I actually wanted to keep home as a base this year and do short return trips combining 2-3 iconic races. However, there’s a reason when you tell people where you’re from, they reply “Oh beautiful, I’d really like to go there, one day..’’. The expense, plus the cankles, are a little too much for the body. So seemingly simple, and learning from my 2017 fun but impractical Contiki, this year I have a couple of reliable training bases, a squad environment and purchased a Qantas club membership entitling 52kgs luggage, aka a sneaky 70.
Familiar territory, heat training, and the simple life. Alex and I set up base for a month, we actually still own scooters there, and our favourite fried rice store and americano frappes greeted us with open arms. Heat training always works wonders for my fitness, and it has been a rewarding training base, but like when you re-watch your favourite childhood movie as an adult, it’s never quite as good as you remembered. Mind you, having spent so much time here, it dulls down the 20km tourist wander temptations on your rest days so training was solid.
Davao 5150, Philippines.
I always love racing in the Philippines, they have their awe of atmosphere and encouragement no matter your ability. It's also special as a professional, with a true ‘pro’ experience no matter our tier on the circuit. Beautiful sunrise swim, criterium like bike, hot run. 1st place.

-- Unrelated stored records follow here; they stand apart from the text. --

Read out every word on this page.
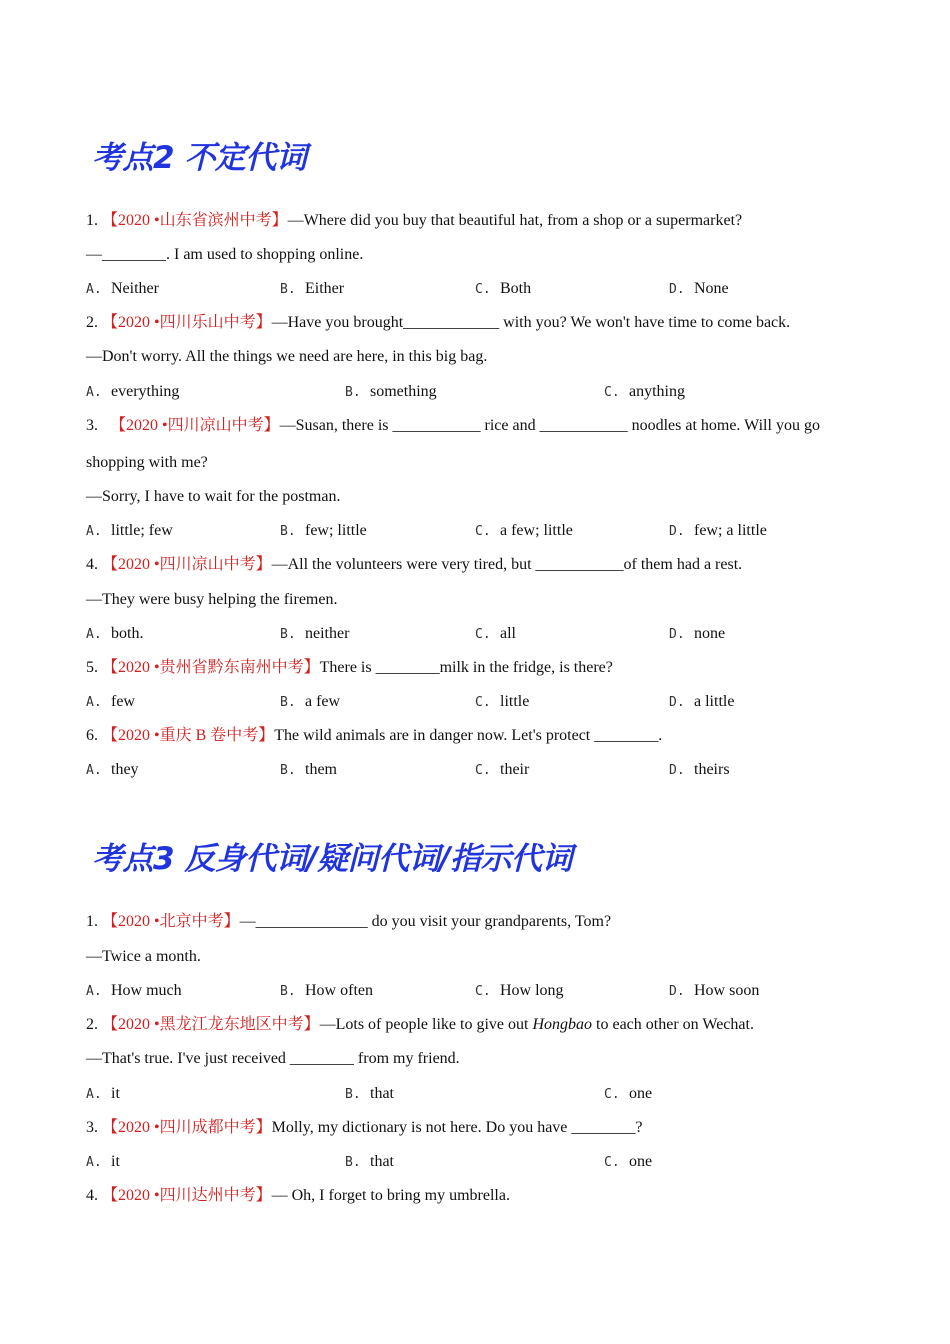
考点2 不定代词
1. 【2020 •山东省滨州中考】—Where did you buy that beautiful hat, from a shop or a supermarket?
—________. I am used to shopping online.
A. Neither	B. Either	C. Both	D. None
2. 【2020 •四川乐山中考】—Have you brought____________ with you? We won't have time to come back.
—Don't worry. All the things we need are here, in this big bag.
A. everything	B. something	C. anything
3. 【2020 •四川凉山中考】—Susan, there is ___________ rice and ___________ noodles at home. Will you go
shopping with me?
—Sorry, I have to wait for the postman.
A. little; few	B. few; little	C. a few; little	D. few; a little
4. 【2020 •四川凉山中考】—All the volunteers were very tired, but ___________of them had a rest.
—They were busy helping the firemen.
A. both.	B. neither	C. all	D. none
5. 【2020 •贵州省黔东南州中考】There is ________milk in the fridge, is there?
A. few	B. a few	C. little	D. a little
6. 【2020 •重庆 B 卷中考】The wild animals are in danger now. Let's protect ________.
A. they	B. them	C. their	D. theirs
考点3 反身代词/疑问代词/指示代词
1. 【2020 •北京中考】—______________ do you visit your grandparents, Tom?
—Twice a month.
A. How much	B. How often	C. How long	D. How soon
2. 【2020 •黑龙江龙东地区中考】—Lots of people like to give out Hongbao to each other on Wechat.
—That's true. I've just received ________ from my friend.
A. it	B. that	C. one
3. 【2020 •四川成都中考】Molly, my dictionary is not here. Do you have ________?
A. it	B. that	C. one
4. 【2020 •四川达州中考】— Oh, I forget to bring my umbrella.
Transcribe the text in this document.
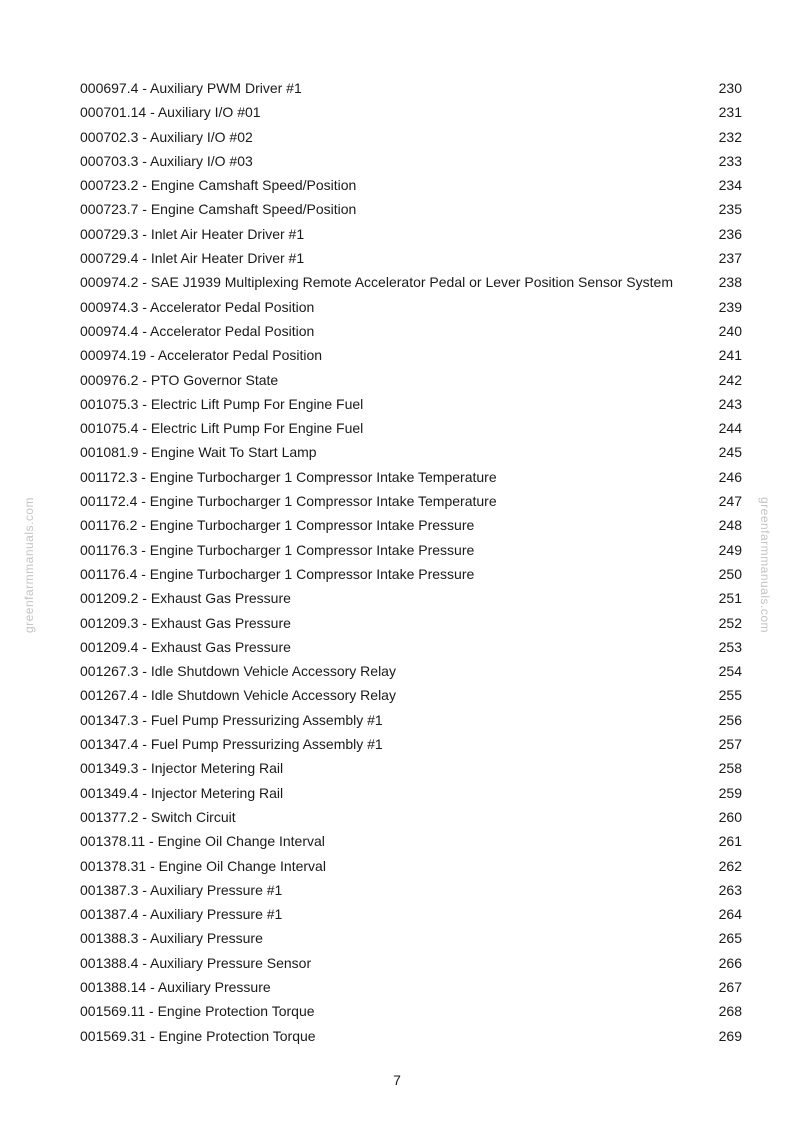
greenfarmmanuals.com	greenfarmmanuals.com
000697.4 - Auxiliary PWM Driver #1	230
000701.14 - Auxiliary I/O #01	231
000702.3 - Auxiliary I/O #02	232
000703.3 - Auxiliary I/O #03	233
000723.2 - Engine Camshaft Speed/Position	234
000723.7 - Engine Camshaft Speed/Position	235
000729.3 - Inlet Air Heater Driver #1	236
000729.4 - Inlet Air Heater Driver #1	237
000974.2 - SAE J1939 Multiplexing Remote Accelerator Pedal or Lever Position Sensor System	238
000974.3 - Accelerator Pedal Position	239
000974.4 - Accelerator Pedal Position	240
000974.19 - Accelerator Pedal Position	241
000976.2 - PTO Governor State	242
001075.3 - Electric Lift Pump For Engine Fuel	243
001075.4 - Electric Lift Pump For Engine Fuel	244
001081.9 - Engine Wait To Start Lamp	245
001172.3 - Engine Turbocharger 1 Compressor Intake Temperature	246
001172.4 - Engine Turbocharger 1 Compressor Intake Temperature	247
001176.2 - Engine Turbocharger 1 Compressor Intake Pressure	248
001176.3 - Engine Turbocharger 1 Compressor Intake Pressure	249
001176.4 - Engine Turbocharger 1 Compressor Intake Pressure	250
001209.2 - Exhaust Gas Pressure	251
001209.3 - Exhaust Gas Pressure	252
001209.4 - Exhaust Gas Pressure	253
001267.3 - Idle Shutdown Vehicle Accessory Relay	254
001267.4 - Idle Shutdown Vehicle Accessory Relay	255
001347.3 - Fuel Pump Pressurizing Assembly #1	256
001347.4 - Fuel Pump Pressurizing Assembly #1	257
001349.3 - Injector Metering Rail	258
001349.4 - Injector Metering Rail	259
001377.2 - Switch Circuit	260
001378.11 - Engine Oil Change Interval	261
001378.31 - Engine Oil Change Interval	262
001387.3 - Auxiliary Pressure #1	263
001387.4 - Auxiliary Pressure #1	264
001388.3 - Auxiliary Pressure	265
001388.4 - Auxiliary Pressure Sensor	266
001388.14 - Auxiliary Pressure	267
001569.11 - Engine Protection Torque	268
001569.31 - Engine Protection Torque	269
7
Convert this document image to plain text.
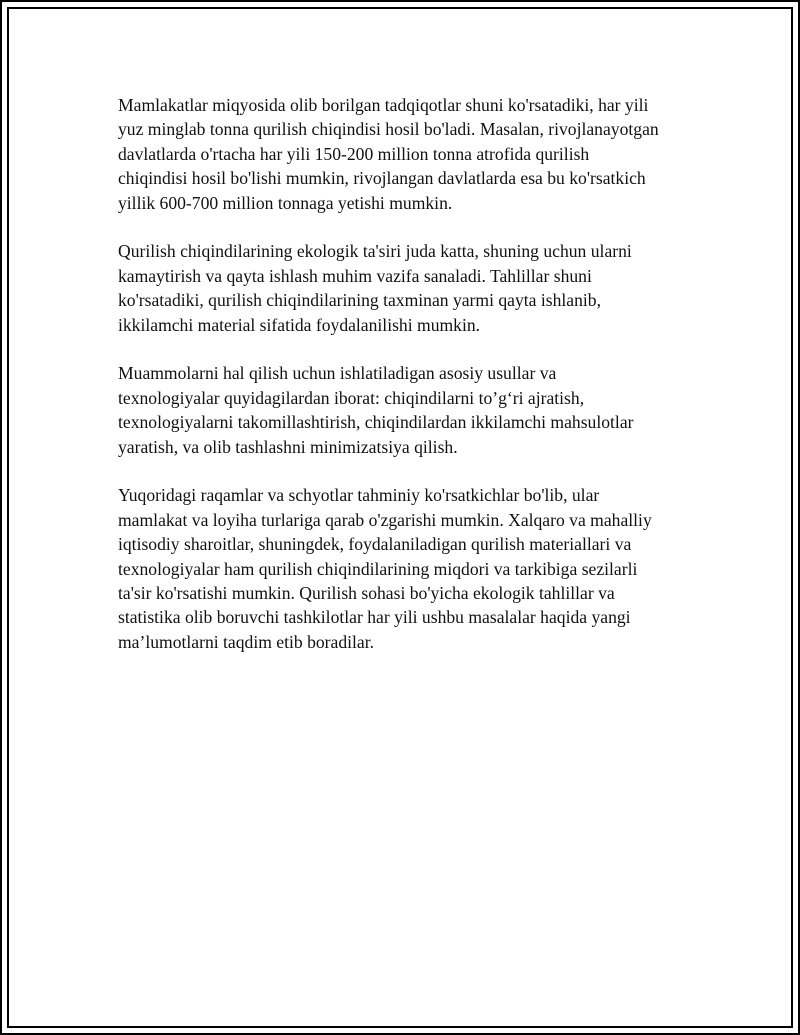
Mamlakatlar miqyosida olib borilgan tadqiqotlar shuni ko'rsatadiki, har yili
yuz minglab tonna qurilish chiqindisi hosil bo'ladi. Masalan, rivojlanayotgan
davlatlarda o'rtacha har yili 150-200 million tonna atrofida qurilish
chiqindisi hosil bo'lishi mumkin, rivojlangan davlatlarda esa bu ko'rsatkich
yillik 600-700 million tonnaga yetishi mumkin.

Qurilish chiqindilarining ekologik ta'siri juda katta, shuning uchun ularni
kamaytirish va qayta ishlash muhim vazifa sanaladi. Tahlillar shuni
ko'rsatadiki, qurilish chiqindilarining taxminan yarmi qayta ishlanib,
ikkilamchi material sifatida foydalanilishi mumkin.

Muammolarni hal qilish uchun ishlatiladigan asosiy usullar va
texnologiyalar quyidagilardan iborat: chiqindilarni to’g‘ri ajratish,
texnologiyalarni takomillashtirish, chiqindilardan ikkilamchi mahsulotlar
yaratish, va olib tashlashni minimizatsiya qilish.

Yuqoridagi raqamlar va schyotlar tahminiy ko'rsatkichlar bo'lib, ular
mamlakat va loyiha turlariga qarab o'zgarishi mumkin. Xalqaro va mahalliy
iqtisodiy sharoitlar, shuningdek, foydalaniladigan qurilish materiallari va
texnologiyalar ham qurilish chiqindilarining miqdori va tarkibiga sezilarli
ta'sir ko'rsatishi mumkin. Qurilish sohasi bo'yicha ekologik tahlillar va
statistika olib boruvchi tashkilotlar har yili ushbu masalalar haqida yangi
ma’lumotlarni taqdim etib boradilar.
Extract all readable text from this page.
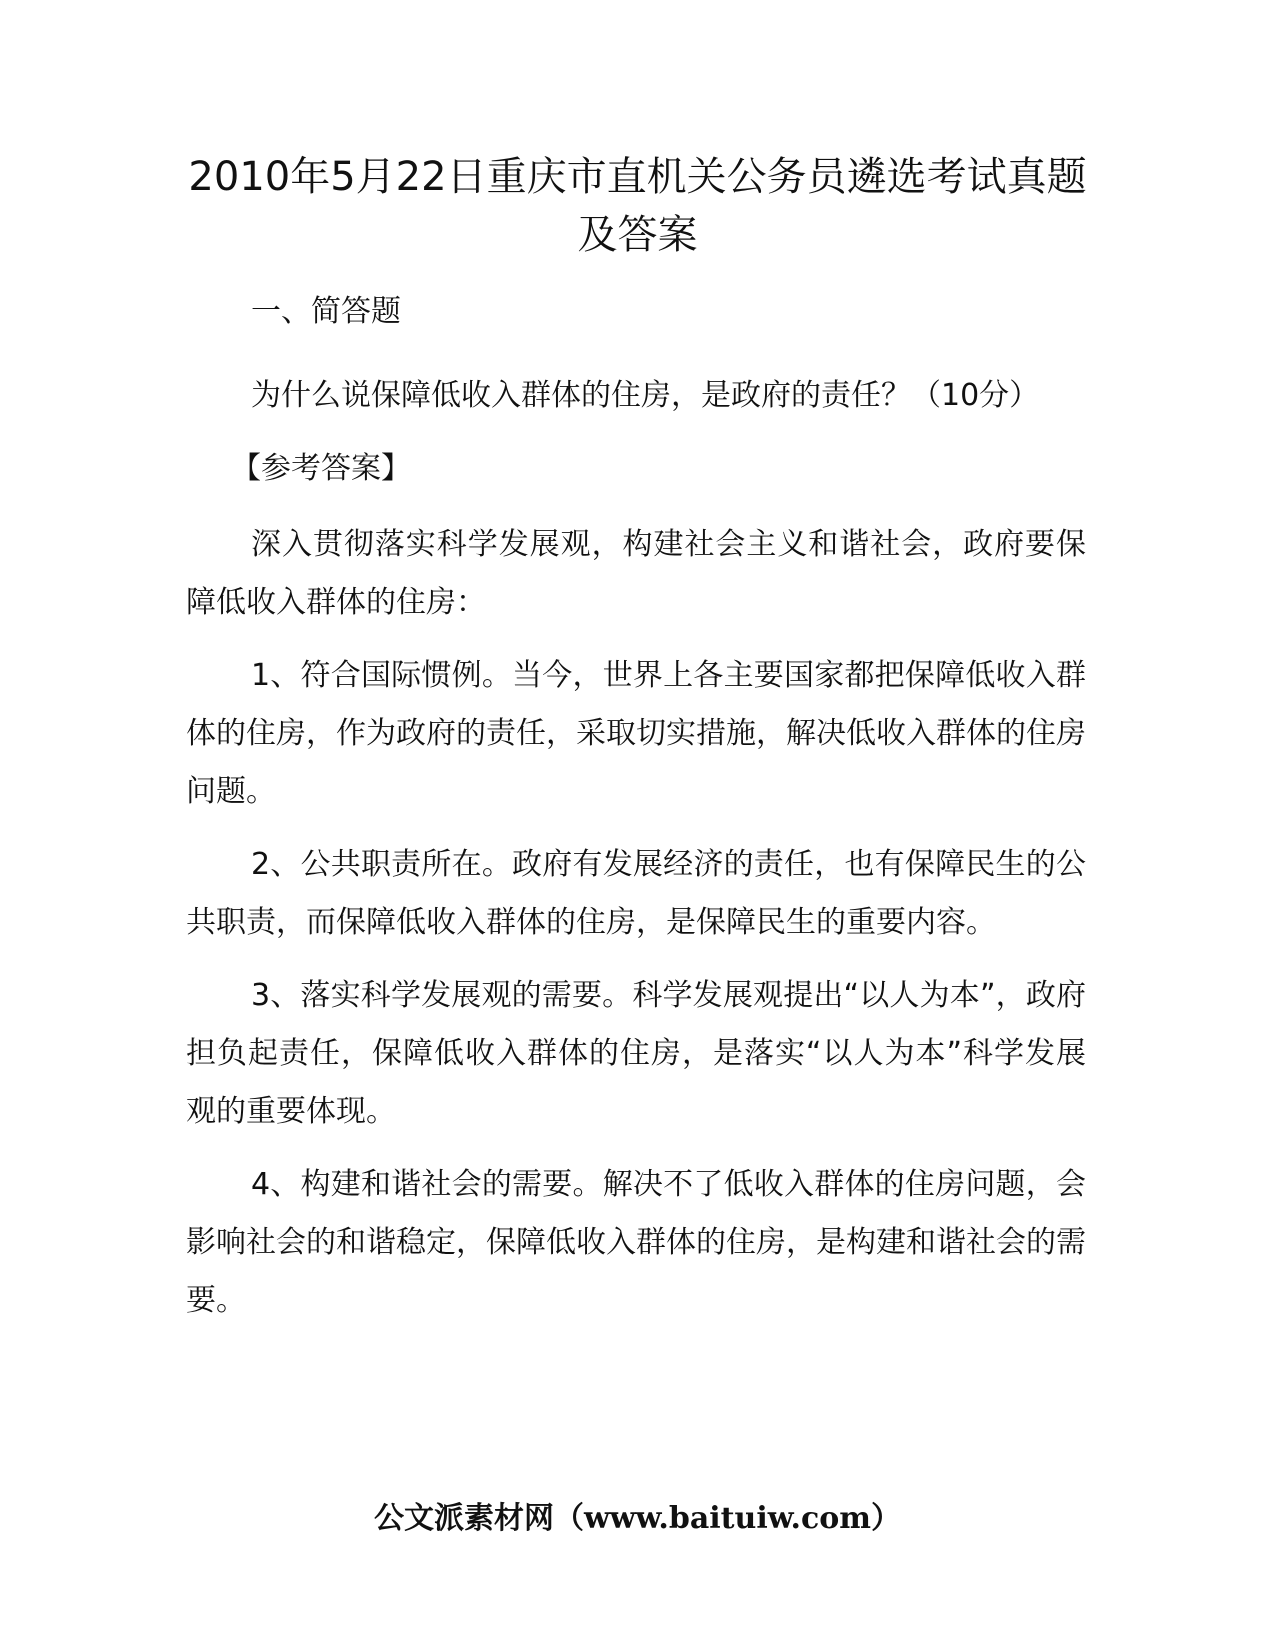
2010年5月22日重庆市直机关公务员遴选考试真题及答案

一、简答题

为什么说保障低收入群体的住房，是政府的责任？（10分）

【参考答案】

深入贯彻落实科学发展观，构建社会主义和谐社会，政府要保障低收入群体的住房：

1、符合国际惯例。当今，世界上各主要国家都把保障低收入群体的住房，作为政府的责任，采取切实措施，解决低收入群体的住房问题。

2、公共职责所在。政府有发展经济的责任，也有保障民生的公共职责，而保障低收入群体的住房，是保障民生的重要内容。

3、落实科学发展观的需要。科学发展观提出“以人为本”，政府担负起责任，保障低收入群体的住房，是落实“以人为本”科学发展观的重要体现。

4、构建和谐社会的需要。解决不了低收入群体的住房问题，会影响社会的和谐稳定，保障低收入群体的住房，是构建和谐社会的需要。

公文派素材网（www.baituiw.com）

70.3 Asia Pacific Championships, Vietnam.
We got to test one of the essential athlete traits of adaptability from the get-go. We had the wrong entry visa to board our flight. A few hundred $ later and some photoshopping skills done somewhere in Vietnam, we arrived. The start list unfortunately struck by race day, so like they say making to the line healthy and uninjured is half the game. I swam well, biked okay, but off the bike with 2 other girls and one way up the road, someone was going to miss out on a podium spot. Massive weekend highlight for me anyway - I qualified for 70.3 World Champs, Nice, France. 4th place.
Logged a couple more weeks of training in Phuket. Alex and I parted ways with the idyllic Thailand beer and sunset on the beach. He raced in Subic Bay and Japan (also earning qualification to 70.3 Worlds!) and I headed further west to the land of bread, cheese, and chocolate.
Challenge Championships, Slovakia.
Not a perfect build up for this one, sometimes this can ignite the fire, and sometimes it just dulls it out. I carried a husky throat round for a good few weeks in Asia and got hit by a car. Silly little things that don’t derail you, but fester and take their toll on being able to dial in that prime consistency of hard work. Awesome opportunity to line up within a strong field and see where I’m at none the less. I seriously struggled in the cold-water temperatures, but something in the future I seriously need to learn to acclimatise too. Lonely flat bike, cool cross-country run. 6th Place.
St Moritz, Switzerland camp.
Apparently the second most expensive tourist town in the world! But if you’re vegetarian-ish and work a deal to stay in the 5star hotel staff house, it's steep but affordable. A key training base for trisutto athletes so Cam and our Hills District squad are here, it's at 1800m altitude and it is quite possibly the most naturally beautiful tri training destination going.
I unearthed some winter attire and mentally prepared to be exhausted for the next few weeks. I’ve been wanting to race an Ironman for a while now, so we picked an iconic one - European Champs Frankfurt, Germany. You only get to do your first once, so may as well make it a spectacular one, and if something goes wrong at least the aid stations are fully stocked with treats.
Coming from the heat I didn’t notice any obvious difficulties at altitude, but we did take it easy the first couple of days anyway, so maybe that’s why! I’m quite enjoying the maybe mundane routine time spent between, my cosy room, the shared kitchen banter and awkwardly spaced out sessions without work in between. Most days we all start with a swim together, with a couple of different sets and time cycles. Later brake into smaller groups for bike and run sessions race schedule dependent. I’m loving having good people always there, even if it's just for the warmup.
Comparatively to my norm (which is still loads of strength compared to my previous norm), it has really just been an extra hour or 2 tacked on to my rides, and a gradual build of long run day. Battling with running injuries over the years makes counting kms like a drug lord counting 100 dollar bills, and I hit my highest weekly run volume ever (107km), and, my longest run ever (3hrs), 98% on undulating dirt trail, and although I was quite ready to finish at about 2.40hrs, hitting the 3hr mark gave me a grin ear to ear. It was a Sunday morning and the number of old people, dogs and kids out there with a combo of Grutsie, Ciao and Guten every time was awesome.
So Ironman in about a week, I’ll let you know how it goes.
“There is no dishonor in losing the race, only in not racing because you are afraid to lose.”